College students born in the 1990s have no lack of experience in investing in the financial market, but the group as a whole is in need of better financial education, according to a new survey.
The Report on Financial Quotient of Chinese Youth was jointly carried out by Tsinghua Media Survey Lab, Ant Financial and Top Think Tank. The survey was conducted in 31 provinces, municipalities and autonomous regions across the country, with 4,980 valid surveys collected.
More than 40 percent of the post-90s college students polled said they have experience in investing in the stock market and 36.7 percent have bought shares from investment funds, the survey shows.
Sixty percent of respondents show an interest in managing their money.
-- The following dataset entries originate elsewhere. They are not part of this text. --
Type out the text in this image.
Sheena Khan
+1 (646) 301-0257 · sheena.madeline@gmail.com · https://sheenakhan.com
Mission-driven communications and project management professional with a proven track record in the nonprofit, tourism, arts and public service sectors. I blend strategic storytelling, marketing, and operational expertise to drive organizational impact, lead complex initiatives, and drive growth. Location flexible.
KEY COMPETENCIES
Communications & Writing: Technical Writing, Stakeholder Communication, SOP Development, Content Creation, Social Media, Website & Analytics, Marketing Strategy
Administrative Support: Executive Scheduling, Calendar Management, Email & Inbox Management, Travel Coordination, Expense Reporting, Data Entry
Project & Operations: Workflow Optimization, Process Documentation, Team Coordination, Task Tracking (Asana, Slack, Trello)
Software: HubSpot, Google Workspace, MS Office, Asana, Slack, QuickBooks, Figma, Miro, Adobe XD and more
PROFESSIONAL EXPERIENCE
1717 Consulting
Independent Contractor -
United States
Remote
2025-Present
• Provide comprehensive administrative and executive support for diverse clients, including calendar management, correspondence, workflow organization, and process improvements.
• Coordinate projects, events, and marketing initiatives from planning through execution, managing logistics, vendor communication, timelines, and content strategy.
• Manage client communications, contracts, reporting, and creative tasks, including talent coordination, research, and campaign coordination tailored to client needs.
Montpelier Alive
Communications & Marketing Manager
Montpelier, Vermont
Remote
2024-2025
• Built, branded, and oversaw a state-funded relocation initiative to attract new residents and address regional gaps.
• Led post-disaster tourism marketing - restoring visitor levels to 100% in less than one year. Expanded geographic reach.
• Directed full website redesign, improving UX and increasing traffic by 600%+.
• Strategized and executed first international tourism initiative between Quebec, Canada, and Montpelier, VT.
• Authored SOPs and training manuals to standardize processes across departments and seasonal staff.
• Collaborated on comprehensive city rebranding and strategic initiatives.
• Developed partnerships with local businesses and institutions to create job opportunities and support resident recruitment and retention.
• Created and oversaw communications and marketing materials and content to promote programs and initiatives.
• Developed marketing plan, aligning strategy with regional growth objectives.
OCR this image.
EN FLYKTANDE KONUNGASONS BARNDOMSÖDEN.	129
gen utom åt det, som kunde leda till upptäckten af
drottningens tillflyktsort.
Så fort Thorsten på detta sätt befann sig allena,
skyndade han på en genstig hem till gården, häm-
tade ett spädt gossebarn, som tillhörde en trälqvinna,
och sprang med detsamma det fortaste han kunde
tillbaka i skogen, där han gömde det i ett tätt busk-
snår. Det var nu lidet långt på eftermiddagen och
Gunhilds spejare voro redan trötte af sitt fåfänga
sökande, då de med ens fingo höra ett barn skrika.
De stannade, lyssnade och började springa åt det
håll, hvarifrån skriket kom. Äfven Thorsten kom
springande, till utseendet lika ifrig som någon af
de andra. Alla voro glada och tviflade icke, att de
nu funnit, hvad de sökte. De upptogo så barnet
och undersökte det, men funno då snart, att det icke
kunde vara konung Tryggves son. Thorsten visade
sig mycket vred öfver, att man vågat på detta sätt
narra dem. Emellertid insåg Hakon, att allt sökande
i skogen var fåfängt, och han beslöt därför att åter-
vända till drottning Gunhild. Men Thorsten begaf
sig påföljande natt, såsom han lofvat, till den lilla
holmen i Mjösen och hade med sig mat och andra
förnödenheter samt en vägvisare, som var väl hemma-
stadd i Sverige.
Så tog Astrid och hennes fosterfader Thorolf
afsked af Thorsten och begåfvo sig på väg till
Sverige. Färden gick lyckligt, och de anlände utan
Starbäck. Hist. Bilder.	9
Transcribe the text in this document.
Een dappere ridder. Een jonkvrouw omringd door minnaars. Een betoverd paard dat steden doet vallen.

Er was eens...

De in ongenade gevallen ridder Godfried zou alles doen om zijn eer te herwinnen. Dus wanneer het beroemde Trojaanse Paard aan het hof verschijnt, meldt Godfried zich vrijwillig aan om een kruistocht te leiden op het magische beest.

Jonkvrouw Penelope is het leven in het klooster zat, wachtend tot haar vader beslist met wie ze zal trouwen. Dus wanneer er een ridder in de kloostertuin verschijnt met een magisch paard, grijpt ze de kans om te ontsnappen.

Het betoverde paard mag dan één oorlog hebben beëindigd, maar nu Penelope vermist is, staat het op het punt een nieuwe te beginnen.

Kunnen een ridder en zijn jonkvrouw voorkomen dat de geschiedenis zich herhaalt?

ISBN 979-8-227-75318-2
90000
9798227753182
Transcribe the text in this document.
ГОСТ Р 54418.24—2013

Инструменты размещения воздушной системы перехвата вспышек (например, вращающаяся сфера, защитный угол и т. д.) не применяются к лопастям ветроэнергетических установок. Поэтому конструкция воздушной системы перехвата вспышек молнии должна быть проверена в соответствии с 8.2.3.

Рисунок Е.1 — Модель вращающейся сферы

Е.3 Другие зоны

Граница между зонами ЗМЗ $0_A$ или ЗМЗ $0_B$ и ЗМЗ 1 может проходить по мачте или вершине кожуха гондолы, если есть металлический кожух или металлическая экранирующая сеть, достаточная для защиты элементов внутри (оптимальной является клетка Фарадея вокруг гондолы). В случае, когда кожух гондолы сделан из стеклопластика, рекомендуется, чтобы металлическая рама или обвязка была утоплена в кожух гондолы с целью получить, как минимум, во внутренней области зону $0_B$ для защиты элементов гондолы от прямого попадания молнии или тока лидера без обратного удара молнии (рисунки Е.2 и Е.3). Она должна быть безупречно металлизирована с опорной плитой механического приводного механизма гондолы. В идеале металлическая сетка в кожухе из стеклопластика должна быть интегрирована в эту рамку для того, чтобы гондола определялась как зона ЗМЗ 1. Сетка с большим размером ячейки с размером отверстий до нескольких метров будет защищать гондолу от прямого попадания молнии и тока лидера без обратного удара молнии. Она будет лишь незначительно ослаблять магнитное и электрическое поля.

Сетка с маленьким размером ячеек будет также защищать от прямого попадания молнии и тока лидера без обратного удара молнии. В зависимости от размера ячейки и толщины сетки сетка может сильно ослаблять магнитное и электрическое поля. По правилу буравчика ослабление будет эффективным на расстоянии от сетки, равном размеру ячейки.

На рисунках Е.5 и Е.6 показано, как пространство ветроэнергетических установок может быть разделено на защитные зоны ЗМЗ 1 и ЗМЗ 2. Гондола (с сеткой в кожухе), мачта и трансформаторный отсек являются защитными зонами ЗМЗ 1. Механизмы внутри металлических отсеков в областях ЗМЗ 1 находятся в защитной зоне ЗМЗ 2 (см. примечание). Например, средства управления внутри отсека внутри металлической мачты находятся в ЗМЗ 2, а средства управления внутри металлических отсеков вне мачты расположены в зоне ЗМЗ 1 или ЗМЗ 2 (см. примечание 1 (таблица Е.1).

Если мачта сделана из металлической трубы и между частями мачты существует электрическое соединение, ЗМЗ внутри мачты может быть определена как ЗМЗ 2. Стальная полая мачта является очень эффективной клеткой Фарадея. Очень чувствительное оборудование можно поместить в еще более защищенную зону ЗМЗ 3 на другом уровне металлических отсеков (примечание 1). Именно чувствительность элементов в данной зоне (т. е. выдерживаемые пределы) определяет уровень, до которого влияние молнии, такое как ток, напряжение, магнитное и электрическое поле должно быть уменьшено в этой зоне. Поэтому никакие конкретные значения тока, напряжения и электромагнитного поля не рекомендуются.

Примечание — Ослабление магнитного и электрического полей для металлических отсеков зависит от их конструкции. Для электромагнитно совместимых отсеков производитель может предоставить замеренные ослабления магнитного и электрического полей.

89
Their first choice is investment products and services of banks, and internet finance comes next - 40 percent of those surveyed plan to invest in internet financial products or services in the next year.
Despite the college students' enthusiasm in managing their wealth, a lack of financial knowledge is obvious.
Three in five respondents believe that there are investment products with high yield and low risk, partly due to propaganda by illegal peer-to-peer (P2P) lending platforms, shows the survey.
There is also unreasonable expectation for financial products among the respondents given the lowering benchmark interest rates - nearly one third expect a yield between 10 to 18 percent from financial products they bought, and another one third anticipate a yield between 5 to 10 percent.
Financial quotient (FQ) is an important skill to survive in modern society, after intelligence quotient (IQ) and emotional quotient (EQ), but the development of financial education has not kept up with that of financial products and services in China, said Zhao Shuguang, director of Tsinghua Media Survey Lab, to China National Radio.